Each line in the disassembled output represents a bytecode instruction:

  • LOAD_FAST: Loads a local variable onto the stack

  • BINARY_ADD: Performs addition on top two stack values

  • RETURN_VALUE: Returns the result from the function

Python uses a stack-based execution model, meaning operations are performed using a stack rather than registers.


5. Code Objects and Compilation

When Python compiles code, it creates a code object that contains:

  • Bytecode instructions

  • Constants used in the function

  • Variable names

  • Metadata such as filename and line numbers

You can inspect this using:

print(add.__code__.co_code)

Other useful attributes:

  • co_consts

  • co_names

  • co_varnames


6. Why Bytecode Matters

Understanding bytecode is useful for:

Performance Optimization
You can identify inefficient operations and understand how Python executes them internally.

Debugging
Helps trace unexpected behavior at a lower level.

Security and Reverse Engineering
Analyzing .pyc files to understand compiled Python programs.

Understanding Language Behavior
Provides insight into how Python handles loops, function calls, and variable scope.


7. Bytecode Optimization

Python performs some optimizations during compilation, such as:

  • Constant folding (e.g., replacing 2 + 3 with 5)

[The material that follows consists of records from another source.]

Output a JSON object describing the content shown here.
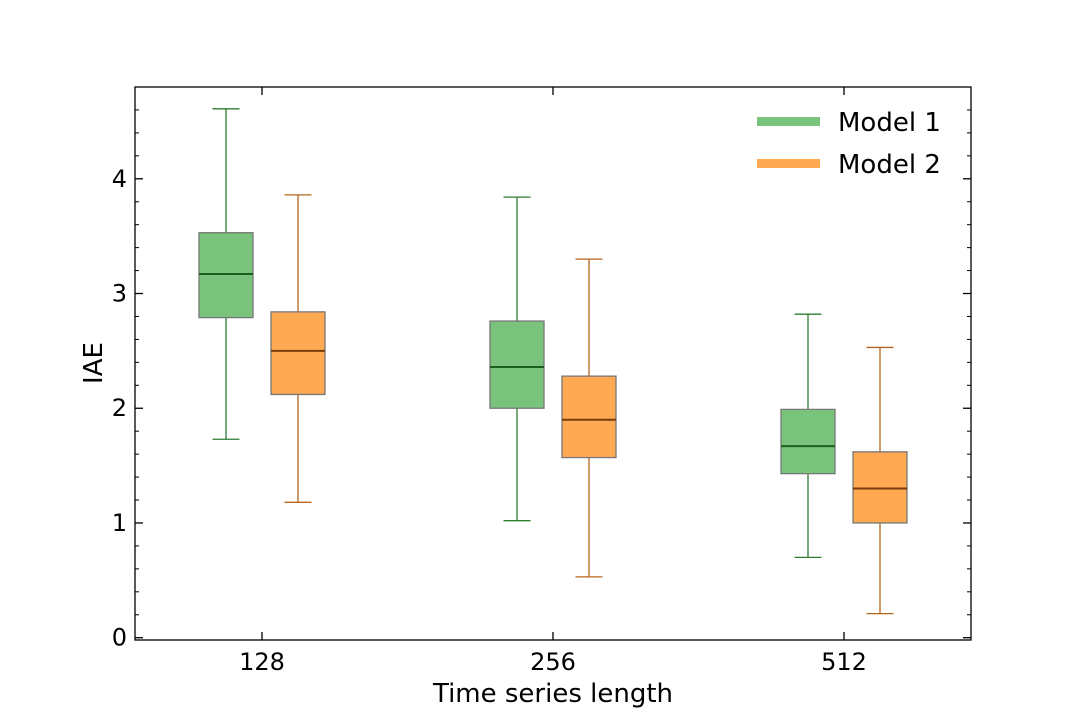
{
  "chart_data": {
    "type": "boxplot",
    "title": "",
    "xlabel": "Time series length",
    "ylabel": "IAE",
    "categories": [
      "128",
      "256",
      "512"
    ],
    "ylim": [
      -0.02,
      4.8
    ],
    "yticks": [
      "0",
      "1",
      "2",
      "3",
      "4"
    ],
    "legend_position": "top-right",
    "series": [
      {
        "name": "Model 1",
        "color": "#4caf50",
        "boxes": [
          {
            "category": "128",
            "whislo": 1.73,
            "q1": 2.79,
            "median": 3.17,
            "q3": 3.53,
            "whishi": 4.61
          },
          {
            "category": "256",
            "whislo": 1.02,
            "q1": 2.0,
            "median": 2.36,
            "q3": 2.76,
            "whishi": 3.84
          },
          {
            "category": "512",
            "whislo": 0.7,
            "q1": 1.43,
            "median": 1.67,
            "q3": 1.99,
            "whishi": 2.82
          }
        ]
      },
      {
        "name": "Model 2",
        "color": "#ff8c1a",
        "boxes": [
          {
            "category": "128",
            "whislo": 1.18,
            "q1": 2.12,
            "median": 2.5,
            "q3": 2.84,
            "whishi": 3.86
          },
          {
            "category": "256",
            "whislo": 0.53,
            "q1": 1.57,
            "median": 1.9,
            "q3": 2.28,
            "whishi": 3.3
          },
          {
            "category": "512",
            "whislo": 0.21,
            "q1": 1.0,
            "median": 1.3,
            "q3": 1.62,
            "whishi": 2.53
          }
        ]
      }
    ]
  }
}
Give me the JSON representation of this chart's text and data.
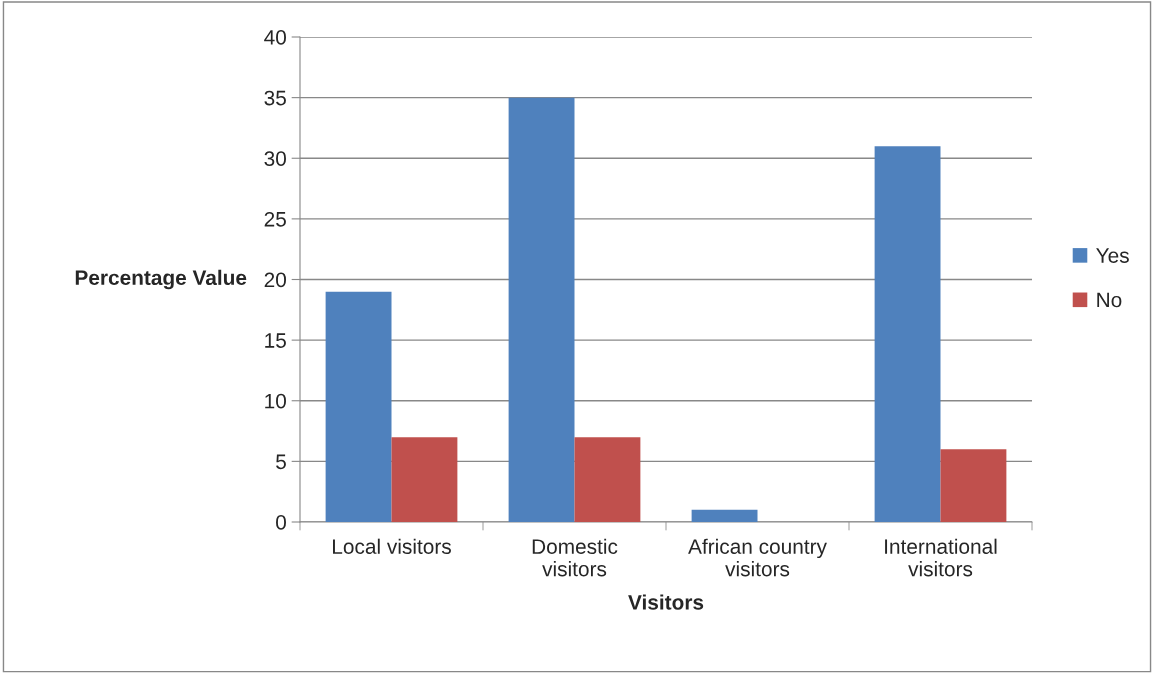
{
  "chart_data": {
    "type": "bar",
    "xlabel": "Visitors",
    "ylabel": "Percentage Value",
    "categories": [
      "Local visitors",
      "Domestic visitors",
      "African country visitors",
      "International visitors"
    ],
    "series": [
      {
        "name": "Yes",
        "color": "#4f81bd",
        "values": [
          19,
          35,
          1,
          31
        ]
      },
      {
        "name": "No",
        "color": "#c0504d",
        "values": [
          7,
          7,
          null,
          6
        ]
      }
    ],
    "ylim": [
      0,
      40
    ],
    "yticks": [
      0,
      5,
      10,
      15,
      20,
      25,
      30,
      35,
      40
    ],
    "grid": "y",
    "legend": "right"
  }
}
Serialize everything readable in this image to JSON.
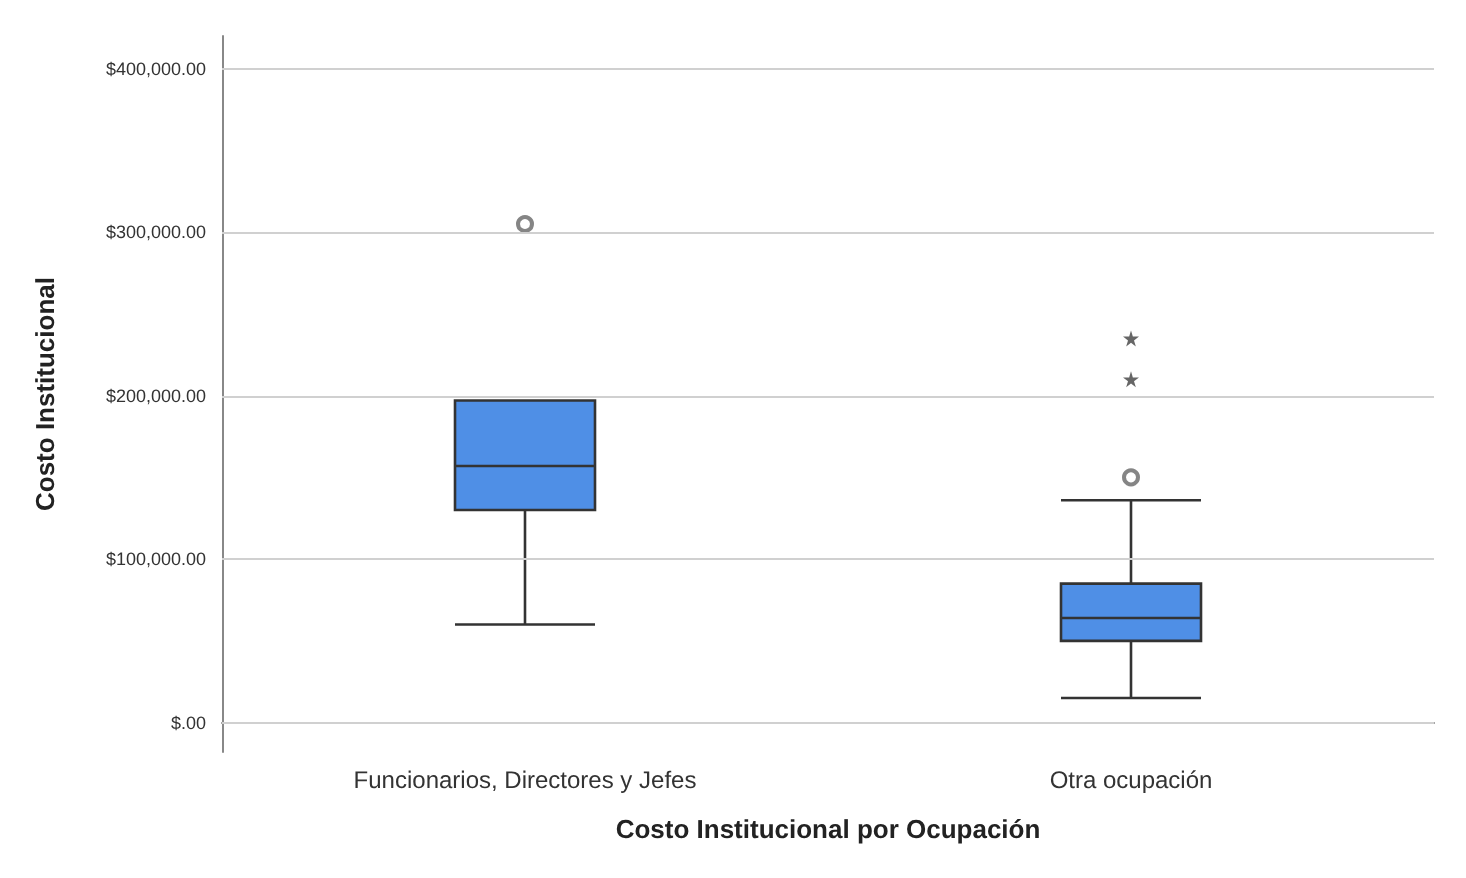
{
  "chart_data": {
    "type": "box",
    "xlabel": "Costo Institucional por Ocupación",
    "ylabel": "Costo Institucional",
    "categories": [
      "Funcionarios, Directores y Jefes",
      "Otra ocupación"
    ],
    "series": [
      {
        "type": "box",
        "color": "#4f8fe6",
        "boxes": [
          {
            "low": 60000,
            "q1": 130000,
            "median": 157000,
            "q3": 197000,
            "high": 197000,
            "outliers": [
              305000
            ]
          },
          {
            "low": 15000,
            "q1": 50000,
            "median": 64000,
            "q3": 85000,
            "high": 136000,
            "outliers": [
              150000
            ]
          }
        ]
      },
      {
        "type": "scatter",
        "marker": "star",
        "color": "#404040",
        "x": [
          "Otra ocupación",
          "Otra ocupación"
        ],
        "values": [
          235000,
          210000
        ]
      }
    ],
    "ylim": [
      -18000,
      420000
    ],
    "yticks": [
      {
        "value": 0,
        "label": "$.00"
      },
      {
        "value": 100000,
        "label": "$100,000.00"
      },
      {
        "value": 200000,
        "label": "$200,000.00"
      },
      {
        "value": 300000,
        "label": "$300,000.00"
      },
      {
        "value": 400000,
        "label": "$400,000.00"
      }
    ],
    "grid": "y"
  }
}
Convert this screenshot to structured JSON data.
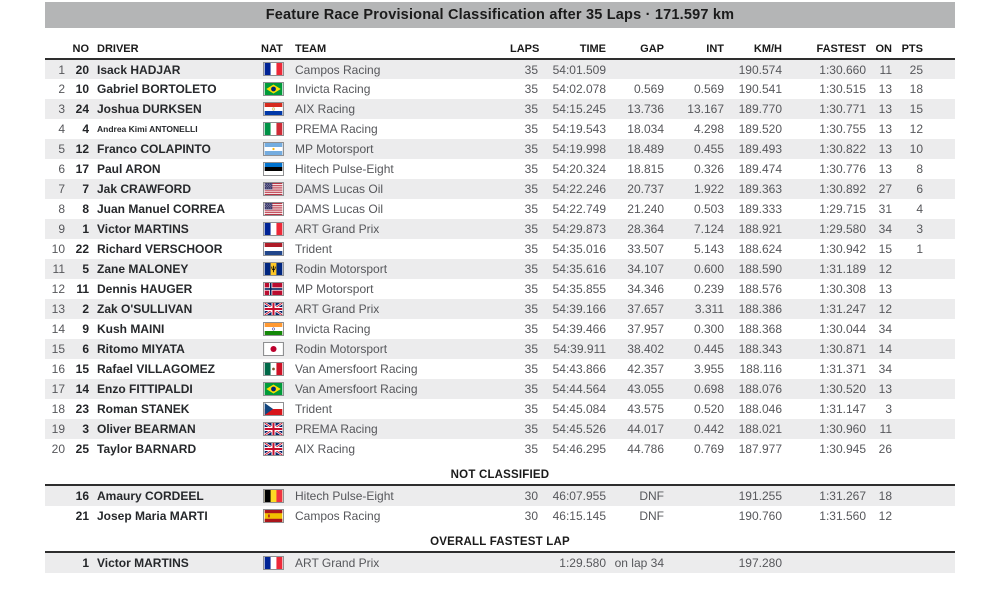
{
  "title": "Feature Race Provisional Classification after 35 Laps · 171.597 km",
  "table": {
    "columns": [
      "NO",
      "DRIVER",
      "NAT",
      "TEAM",
      "LAPS",
      "TIME",
      "GAP",
      "INT",
      "KM/H",
      "FASTEST",
      "ON",
      "PTS"
    ],
    "rows": [
      {
        "pos": "1",
        "no": "20",
        "driver": "Isack HADJAR",
        "nat": "fr",
        "team": "Campos Racing",
        "laps": "35",
        "time": "54:01.509",
        "gap": "",
        "int": "",
        "kmh": "190.574",
        "fastest": "1:30.660",
        "on": "11",
        "pts": "25"
      },
      {
        "pos": "2",
        "no": "10",
        "driver": "Gabriel BORTOLETO",
        "nat": "br",
        "team": "Invicta Racing",
        "laps": "35",
        "time": "54:02.078",
        "gap": "0.569",
        "int": "0.569",
        "kmh": "190.541",
        "fastest": "1:30.515",
        "on": "13",
        "pts": "18"
      },
      {
        "pos": "3",
        "no": "24",
        "driver": "Joshua DURKSEN",
        "nat": "py",
        "team": "AIX Racing",
        "laps": "35",
        "time": "54:15.245",
        "gap": "13.736",
        "int": "13.167",
        "kmh": "189.770",
        "fastest": "1:30.771",
        "on": "13",
        "pts": "15"
      },
      {
        "pos": "4",
        "no": "4",
        "driver": "Andrea Kimi ANTONELLI",
        "nat": "it",
        "team": "PREMA Racing",
        "laps": "35",
        "time": "54:19.543",
        "gap": "18.034",
        "int": "4.298",
        "kmh": "189.520",
        "fastest": "1:30.755",
        "on": "13",
        "pts": "12"
      },
      {
        "pos": "5",
        "no": "12",
        "driver": "Franco COLAPINTO",
        "nat": "ar",
        "team": "MP Motorsport",
        "laps": "35",
        "time": "54:19.998",
        "gap": "18.489",
        "int": "0.455",
        "kmh": "189.493",
        "fastest": "1:30.822",
        "on": "13",
        "pts": "10"
      },
      {
        "pos": "6",
        "no": "17",
        "driver": "Paul ARON",
        "nat": "ee",
        "team": "Hitech Pulse-Eight",
        "laps": "35",
        "time": "54:20.324",
        "gap": "18.815",
        "int": "0.326",
        "kmh": "189.474",
        "fastest": "1:30.776",
        "on": "13",
        "pts": "8"
      },
      {
        "pos": "7",
        "no": "7",
        "driver": "Jak CRAWFORD",
        "nat": "us",
        "team": "DAMS Lucas Oil",
        "laps": "35",
        "time": "54:22.246",
        "gap": "20.737",
        "int": "1.922",
        "kmh": "189.363",
        "fastest": "1:30.892",
        "on": "27",
        "pts": "6"
      },
      {
        "pos": "8",
        "no": "8",
        "driver": "Juan Manuel CORREA",
        "nat": "us",
        "team": "DAMS Lucas Oil",
        "laps": "35",
        "time": "54:22.749",
        "gap": "21.240",
        "int": "0.503",
        "kmh": "189.333",
        "fastest": "1:29.715",
        "on": "31",
        "pts": "4"
      },
      {
        "pos": "9",
        "no": "1",
        "driver": "Victor MARTINS",
        "nat": "fr",
        "team": "ART Grand Prix",
        "laps": "35",
        "time": "54:29.873",
        "gap": "28.364",
        "int": "7.124",
        "kmh": "188.921",
        "fastest": "1:29.580",
        "on": "34",
        "pts": "3"
      },
      {
        "pos": "10",
        "no": "22",
        "driver": "Richard VERSCHOOR",
        "nat": "nl",
        "team": "Trident",
        "laps": "35",
        "time": "54:35.016",
        "gap": "33.507",
        "int": "5.143",
        "kmh": "188.624",
        "fastest": "1:30.942",
        "on": "15",
        "pts": "1"
      },
      {
        "pos": "11",
        "no": "5",
        "driver": "Zane MALONEY",
        "nat": "bb",
        "team": "Rodin Motorsport",
        "laps": "35",
        "time": "54:35.616",
        "gap": "34.107",
        "int": "0.600",
        "kmh": "188.590",
        "fastest": "1:31.189",
        "on": "12",
        "pts": ""
      },
      {
        "pos": "12",
        "no": "11",
        "driver": "Dennis HAUGER",
        "nat": "no",
        "team": "MP Motorsport",
        "laps": "35",
        "time": "54:35.855",
        "gap": "34.346",
        "int": "0.239",
        "kmh": "188.576",
        "fastest": "1:30.308",
        "on": "13",
        "pts": ""
      },
      {
        "pos": "13",
        "no": "2",
        "driver": "Zak O'SULLIVAN",
        "nat": "gb",
        "team": "ART Grand Prix",
        "laps": "35",
        "time": "54:39.166",
        "gap": "37.657",
        "int": "3.311",
        "kmh": "188.386",
        "fastest": "1:31.247",
        "on": "12",
        "pts": ""
      },
      {
        "pos": "14",
        "no": "9",
        "driver": "Kush MAINI",
        "nat": "in",
        "team": "Invicta Racing",
        "laps": "35",
        "time": "54:39.466",
        "gap": "37.957",
        "int": "0.300",
        "kmh": "188.368",
        "fastest": "1:30.044",
        "on": "34",
        "pts": ""
      },
      {
        "pos": "15",
        "no": "6",
        "driver": "Ritomo MIYATA",
        "nat": "jp",
        "team": "Rodin Motorsport",
        "laps": "35",
        "time": "54:39.911",
        "gap": "38.402",
        "int": "0.445",
        "kmh": "188.343",
        "fastest": "1:30.871",
        "on": "14",
        "pts": ""
      },
      {
        "pos": "16",
        "no": "15",
        "driver": "Rafael VILLAGOMEZ",
        "nat": "mx",
        "team": "Van Amersfoort Racing",
        "laps": "35",
        "time": "54:43.866",
        "gap": "42.357",
        "int": "3.955",
        "kmh": "188.116",
        "fastest": "1:31.371",
        "on": "34",
        "pts": ""
      },
      {
        "pos": "17",
        "no": "14",
        "driver": "Enzo FITTIPALDI",
        "nat": "br",
        "team": "Van Amersfoort Racing",
        "laps": "35",
        "time": "54:44.564",
        "gap": "43.055",
        "int": "0.698",
        "kmh": "188.076",
        "fastest": "1:30.520",
        "on": "13",
        "pts": ""
      },
      {
        "pos": "18",
        "no": "23",
        "driver": "Roman STANEK",
        "nat": "cz",
        "team": "Trident",
        "laps": "35",
        "time": "54:45.084",
        "gap": "43.575",
        "int": "0.520",
        "kmh": "188.046",
        "fastest": "1:31.147",
        "on": "3",
        "pts": ""
      },
      {
        "pos": "19",
        "no": "3",
        "driver": "Oliver BEARMAN",
        "nat": "gb",
        "team": "PREMA Racing",
        "laps": "35",
        "time": "54:45.526",
        "gap": "44.017",
        "int": "0.442",
        "kmh": "188.021",
        "fastest": "1:30.960",
        "on": "11",
        "pts": ""
      },
      {
        "pos": "20",
        "no": "25",
        "driver": "Taylor BARNARD",
        "nat": "gb",
        "team": "AIX Racing",
        "laps": "35",
        "time": "54:46.295",
        "gap": "44.786",
        "int": "0.769",
        "kmh": "187.977",
        "fastest": "1:30.945",
        "on": "26",
        "pts": ""
      }
    ]
  },
  "not_classified": {
    "label": "NOT CLASSIFIED",
    "rows": [
      {
        "pos": "",
        "no": "16",
        "driver": "Amaury CORDEEL",
        "nat": "be",
        "team": "Hitech Pulse-Eight",
        "laps": "30",
        "time": "46:07.955",
        "gap": "DNF",
        "int": "",
        "kmh": "191.255",
        "fastest": "1:31.267",
        "on": "18",
        "pts": ""
      },
      {
        "pos": "",
        "no": "21",
        "driver": "Josep Maria MARTI",
        "nat": "es",
        "team": "Campos Racing",
        "laps": "30",
        "time": "46:15.145",
        "gap": "DNF",
        "int": "",
        "kmh": "190.760",
        "fastest": "1:31.560",
        "on": "12",
        "pts": ""
      }
    ]
  },
  "overall_fastest_lap": {
    "label": "OVERALL FASTEST LAP",
    "rows": [
      {
        "pos": "",
        "no": "1",
        "driver": "Victor MARTINS",
        "nat": "fr",
        "team": "ART Grand Prix",
        "laps": "",
        "time": "1:29.580",
        "gap": "on lap 34",
        "int": "",
        "kmh": "197.280",
        "fastest": "",
        "on": "",
        "pts": ""
      }
    ]
  },
  "colors": {
    "title_bar_bg": "#b4b5b6",
    "stripe_bg": "#ececed",
    "rule": "#2e2e2e",
    "text_primary": "#26282b",
    "text_secondary": "#56575b"
  }
}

  • Removing unreachable code

  • Efficient handling of variable access

However, Python does not perform heavy optimization like a traditional compiler.


8. Differences Across Python Versions

Bytecode is not stable across Python versions. The same code can produce different bytecode instructions depending on the interpreter version. This is why .pyc files are version-specific.


9. Limitations of Bytecode Analysis

  • It is low-level and harder to interpret compared to source code

  • Not all performance issues are visible at the bytecode level

  • Requires understanding of stack-based execution


10. Practical Use Case

Consider comparing two implementations of a function to see which produces fewer or more efficient bytecode instructions. This can help you choose better coding patterns in performance-critical sections.


Conclusion

Python bytecode acts as the bridge between human-readable source code and machine execution within the Python Virtual Machine. By using the dis module and understanding how bytecode works, developers can gain deeper control over performance, debugging, and internal behavior of Python programs.